Applying ice for 15 or 20 minutes at a time can help reduce swelling and reduce pain. Some people may find warming for 15 or 20 minutes at a time also provides relief. Whether using ice or heat, allow 2 hours between applications to reduce the risk of skin damage.

2. Physical therapy

You may have been referred for this treatment after your surgery. Unfortunately, most people will only attend to receive their repair instructions and not follow them.

If you want to get better quickly from your surgery, you need to work on that and that means dedicating yourself to the program and participating in your sessions, as well as doing your homework. This will have a profound effect on your recovery time.

3. Medication

Non-steroidal anti-inflammatory drugs help reduce inflammation in the body. Since some of the worst pain caused by a herniated disc results from inflammation of the nerve roots and other tissues. In-store NSAIDs are usually the first recommended medications.

4. Hydration and diet

You must make sure that your blood is full of oxygen and that it is rich in essential vitamins and minerals. This will allow your blood to flow freely and provide essential nutrients to the surgical site, helping to recover.

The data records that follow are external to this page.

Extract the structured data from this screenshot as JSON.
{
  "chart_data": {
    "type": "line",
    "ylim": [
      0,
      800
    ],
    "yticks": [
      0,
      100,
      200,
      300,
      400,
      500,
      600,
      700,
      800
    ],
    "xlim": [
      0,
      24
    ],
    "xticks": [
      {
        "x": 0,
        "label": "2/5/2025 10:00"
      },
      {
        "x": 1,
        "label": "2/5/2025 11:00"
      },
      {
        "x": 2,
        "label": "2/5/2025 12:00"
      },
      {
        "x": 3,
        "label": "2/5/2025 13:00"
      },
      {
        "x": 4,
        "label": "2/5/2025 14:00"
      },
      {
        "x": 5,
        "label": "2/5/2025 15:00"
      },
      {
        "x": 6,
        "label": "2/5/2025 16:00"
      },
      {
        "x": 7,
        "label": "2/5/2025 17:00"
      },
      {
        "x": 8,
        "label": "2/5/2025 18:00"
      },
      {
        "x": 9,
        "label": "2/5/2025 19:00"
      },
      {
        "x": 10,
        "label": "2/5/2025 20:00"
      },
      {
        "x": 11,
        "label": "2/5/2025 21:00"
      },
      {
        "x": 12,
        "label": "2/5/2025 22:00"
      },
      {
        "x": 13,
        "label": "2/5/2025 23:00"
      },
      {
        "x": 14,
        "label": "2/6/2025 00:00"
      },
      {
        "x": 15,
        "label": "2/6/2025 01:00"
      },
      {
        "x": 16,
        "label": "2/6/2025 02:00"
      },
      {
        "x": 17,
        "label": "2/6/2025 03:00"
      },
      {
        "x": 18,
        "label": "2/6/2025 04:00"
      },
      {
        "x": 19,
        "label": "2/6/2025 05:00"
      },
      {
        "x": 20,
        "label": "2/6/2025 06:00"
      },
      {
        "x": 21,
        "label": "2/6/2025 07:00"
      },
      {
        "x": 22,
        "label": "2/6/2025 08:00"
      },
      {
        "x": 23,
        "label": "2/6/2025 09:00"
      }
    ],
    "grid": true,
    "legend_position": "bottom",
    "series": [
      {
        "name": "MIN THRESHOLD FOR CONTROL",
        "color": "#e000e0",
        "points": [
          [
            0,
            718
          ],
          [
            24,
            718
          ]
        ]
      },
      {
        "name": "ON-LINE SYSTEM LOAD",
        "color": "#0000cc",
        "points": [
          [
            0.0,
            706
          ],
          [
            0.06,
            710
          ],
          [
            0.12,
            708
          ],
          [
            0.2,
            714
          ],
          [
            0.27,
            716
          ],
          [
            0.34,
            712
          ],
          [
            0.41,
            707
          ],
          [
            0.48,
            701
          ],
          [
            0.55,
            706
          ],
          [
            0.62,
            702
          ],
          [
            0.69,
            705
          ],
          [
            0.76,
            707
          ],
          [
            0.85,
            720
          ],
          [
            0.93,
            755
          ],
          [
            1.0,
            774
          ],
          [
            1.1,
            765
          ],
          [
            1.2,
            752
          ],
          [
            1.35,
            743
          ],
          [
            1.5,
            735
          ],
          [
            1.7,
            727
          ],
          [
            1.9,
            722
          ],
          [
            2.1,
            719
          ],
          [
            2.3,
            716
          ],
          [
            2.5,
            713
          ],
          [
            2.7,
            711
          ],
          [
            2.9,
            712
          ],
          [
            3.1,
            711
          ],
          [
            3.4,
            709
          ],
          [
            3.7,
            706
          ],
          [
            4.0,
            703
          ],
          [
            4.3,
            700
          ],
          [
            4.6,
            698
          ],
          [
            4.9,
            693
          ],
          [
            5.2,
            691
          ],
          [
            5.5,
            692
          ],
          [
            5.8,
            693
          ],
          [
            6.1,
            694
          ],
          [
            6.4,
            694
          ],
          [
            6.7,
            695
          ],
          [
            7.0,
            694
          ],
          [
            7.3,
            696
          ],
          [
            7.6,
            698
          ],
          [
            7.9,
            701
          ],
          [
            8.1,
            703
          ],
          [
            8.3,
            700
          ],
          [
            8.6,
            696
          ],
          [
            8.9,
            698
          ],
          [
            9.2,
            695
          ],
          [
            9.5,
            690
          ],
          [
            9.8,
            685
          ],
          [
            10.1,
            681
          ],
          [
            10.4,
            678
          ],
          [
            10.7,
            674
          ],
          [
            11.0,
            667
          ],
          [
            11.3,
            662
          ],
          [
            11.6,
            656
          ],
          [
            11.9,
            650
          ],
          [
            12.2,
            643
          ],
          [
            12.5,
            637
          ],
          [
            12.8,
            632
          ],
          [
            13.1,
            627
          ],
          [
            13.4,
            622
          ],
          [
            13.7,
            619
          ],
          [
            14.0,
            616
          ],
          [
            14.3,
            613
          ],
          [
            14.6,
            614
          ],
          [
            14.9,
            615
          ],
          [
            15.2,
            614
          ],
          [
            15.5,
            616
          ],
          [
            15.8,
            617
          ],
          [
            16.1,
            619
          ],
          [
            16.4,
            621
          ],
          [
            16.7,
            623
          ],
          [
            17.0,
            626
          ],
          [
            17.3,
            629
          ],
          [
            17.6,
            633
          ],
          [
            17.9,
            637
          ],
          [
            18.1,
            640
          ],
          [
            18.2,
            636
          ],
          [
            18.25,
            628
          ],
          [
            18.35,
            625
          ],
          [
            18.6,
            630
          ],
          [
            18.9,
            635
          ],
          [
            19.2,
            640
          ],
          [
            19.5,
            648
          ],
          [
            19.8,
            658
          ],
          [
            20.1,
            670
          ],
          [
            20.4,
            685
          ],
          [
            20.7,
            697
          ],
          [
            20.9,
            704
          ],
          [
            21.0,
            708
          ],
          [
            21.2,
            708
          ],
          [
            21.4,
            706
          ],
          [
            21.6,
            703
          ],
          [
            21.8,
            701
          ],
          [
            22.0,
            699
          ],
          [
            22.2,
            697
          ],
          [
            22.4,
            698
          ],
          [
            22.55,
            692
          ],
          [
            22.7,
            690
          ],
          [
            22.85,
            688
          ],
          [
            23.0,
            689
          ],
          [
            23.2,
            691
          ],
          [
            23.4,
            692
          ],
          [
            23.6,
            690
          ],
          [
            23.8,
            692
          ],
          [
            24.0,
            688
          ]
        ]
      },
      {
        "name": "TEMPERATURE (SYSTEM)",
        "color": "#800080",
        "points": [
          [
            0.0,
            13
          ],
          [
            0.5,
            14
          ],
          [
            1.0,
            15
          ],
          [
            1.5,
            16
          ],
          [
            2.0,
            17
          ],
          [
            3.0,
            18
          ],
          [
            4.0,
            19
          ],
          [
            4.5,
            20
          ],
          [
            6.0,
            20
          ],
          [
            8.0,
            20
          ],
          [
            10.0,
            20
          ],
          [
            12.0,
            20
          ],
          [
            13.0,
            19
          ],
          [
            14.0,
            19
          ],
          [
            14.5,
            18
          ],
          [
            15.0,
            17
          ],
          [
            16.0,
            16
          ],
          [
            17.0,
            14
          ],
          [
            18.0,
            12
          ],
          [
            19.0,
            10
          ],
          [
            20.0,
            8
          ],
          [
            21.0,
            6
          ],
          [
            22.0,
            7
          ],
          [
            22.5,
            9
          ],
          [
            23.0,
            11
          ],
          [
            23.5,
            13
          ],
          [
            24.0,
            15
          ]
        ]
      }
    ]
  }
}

Although you may feel like you can relax in bed and order Chinese food every night, that is not a good idea. Instead, eat vegetables and fruits and always have water by your side. This will ensure that you stay hydrated throughout the day, fight inflammation and encourage your body to recover.

5. Surgery

The purpose of spinal surgery is to narrow the herniated disc arteries. The most common procedure is discectomy either partial or total removal of a damaged disc. This surgery is usually performed from the front of the neck.

Sometimes it is necessary to reach the herniated disc from the back by removing part of the lamina; a small plate of bones covering the spinal canal. The name of the procedure is laminotomy. In most cases, any procedure can be performed with minimal invasion, and sometimes in an outpatient surgery center for outpatients.